Student loan rehabilitation is considered a voluntary student loan repayment agreement. You can also choose a different repayment option available through the collection agency or the Department of Education. Make sure you make the first payment within 30 days of the date you received the wage garnishment notice and other payments within the time frame stated.
Reasons to Dispute a Wage Garnishment
If you want to dispute your wage garnishment, you can arrange a hearing with your student loan servicer. The reasons you may qualify is if the wage garnishment would create an extreme financial hardship, you were previously involuntarily unemployed (as many were during the Covid-19 crisis) and have been at your new job for fewer than 12 months or you object to the validity of the debt.
What Happens When You Dispute Federal Student Loan Wage Garnishment
Once you file a dispute, you may end up with the garnishment suspended until the hearing is complete and a decision is issued. Your employer cannot fire you or refuse to hire you due to the garnishment.
It doesn’t hurt to file a request, and there are virtually no expenses if the result of your case can be decided by phone or just by providing documents that support the reason you are requesting to stop the default. A more complicated hearing in one of three U.S. Department of Education regional offices in Atlanta, Chicago, or San Francisco may involve travel and legal representation costs.
How Long Do Wage Garnishment Cases Take to Settle?
The case is normally decided within 60 days from the date that the hearing request is received. Possible results of the hearing include wages not being garnished for 12 months, the amount of the garnishment being reduced or the garnishment ending. Ending the garnishment doesn’t mean loan forgiveness. You may end up on a payment plan through the Department of Education. If you are unsuccessful in your hearing, then your wages will resume garnishment at the full rate, up to 15%.
Private Student Loan Wage Garnishment
For wages to be garnished to repay private student loans, you typically have to be sued first, says Madison Block, spokesperson for American Consumer Credit Counseling, a nonprofit credit counseling agency. If you are currently behind on your private student loan payments, it’s best to contact your lender as soon as possible to make arrangements to avoid a lawsuit.
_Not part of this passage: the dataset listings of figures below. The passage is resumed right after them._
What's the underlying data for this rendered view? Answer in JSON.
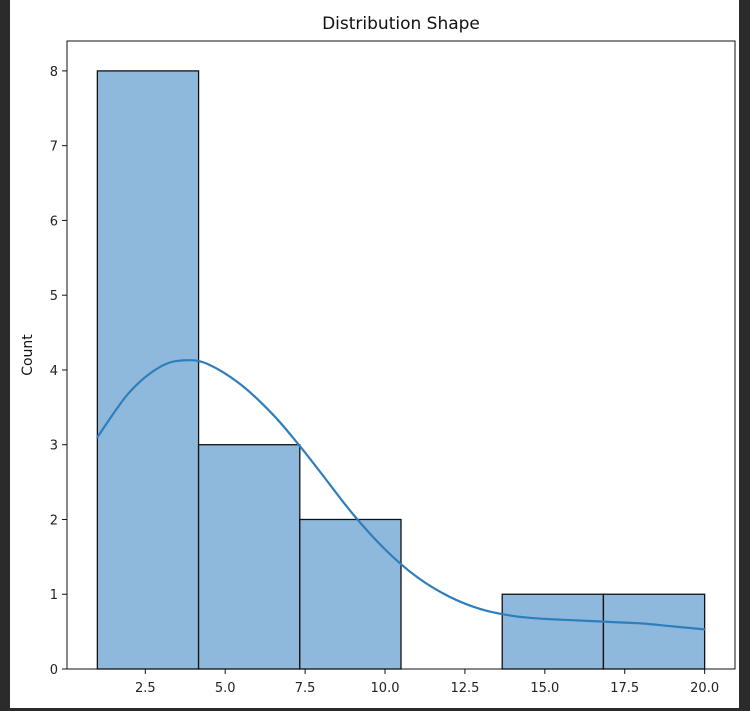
{
  "chart_data": {
    "type": "bar",
    "title": "Distribution Shape",
    "xlabel": "",
    "ylabel": "Count",
    "xlim": [
      0.05,
      20.95
    ],
    "ylim": [
      0,
      8.4
    ],
    "bins": [
      {
        "x0": 1.0,
        "x1": 4.1667,
        "count": 8
      },
      {
        "x0": 4.1667,
        "x1": 7.3333,
        "count": 3
      },
      {
        "x0": 7.3333,
        "x1": 10.5,
        "count": 2
      },
      {
        "x0": 10.5,
        "x1": 13.6667,
        "count": 0
      },
      {
        "x0": 13.6667,
        "x1": 16.8333,
        "count": 1
      },
      {
        "x0": 16.8333,
        "x1": 20.0,
        "count": 1
      }
    ],
    "x_ticks": [
      "2.5",
      "5.0",
      "7.5",
      "10.0",
      "12.5",
      "15.0",
      "17.5",
      "20.0"
    ],
    "y_ticks": [
      "0",
      "1",
      "2",
      "3",
      "4",
      "5",
      "6",
      "7",
      "8"
    ],
    "kde": {
      "x": [
        1.0,
        2.0,
        3.0,
        3.8,
        4.5,
        5.5,
        6.5,
        7.3,
        8.0,
        9.0,
        10.0,
        11.0,
        12.0,
        13.0,
        14.0,
        15.0,
        16.0,
        17.0,
        18.0,
        19.0,
        20.0
      ],
      "y": [
        3.1,
        3.7,
        4.05,
        4.13,
        4.07,
        3.8,
        3.4,
        3.0,
        2.62,
        2.07,
        1.6,
        1.23,
        0.97,
        0.8,
        0.71,
        0.67,
        0.65,
        0.63,
        0.61,
        0.57,
        0.53
      ]
    },
    "grid": false,
    "bar_color": "#8fb9dc",
    "bar_edge_color": "#111111",
    "line_color": "#2f7ebc"
  }
}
A lawsuit could result in extra fees. If you can’t afford a lawyer, call your local bar association to find local legal clinics that may be able to help you on a sliding scale.
To make sure you don’t lose track of your private student loans, check your credit report on AnnualCreditReport.com and make sure you recognize all loans listed. Also, check to see if any are shown as delinquent. If the reporting was done in error, you can dispute the error with the credit bureaus.
Where to Get Free Assistance With Wage Garnishment Disputes
Don’t do this alone if you don’t have to. Contact your financial advisor, a credit counselor through a nonprofit credit counseling agency or your local credit union, the Consumer Financial Protection Bureau (CFPB) or your college’s financial aid office for help. They can help advise you on the best wording to use and documents to provide when disputing wage garnishments.
Student loan wage garnishment is a harsh reality after a loan goes into default. Once the garnishment starts, it could continue until the loan is completely paid off.
There are ways to stop wage garnishment beforehand. Your federal student loan servicer will send you a letter at least 30 days before the garnishment begins. At this time, you may stop the garnishment by proving it was in error or by making an alternate payment arrangement.
With private student loans, you also can try to make payment arrangements or dispute errors. The CFPB offers sample letters for requesting information about the debt and disputing a wage garnishment determination.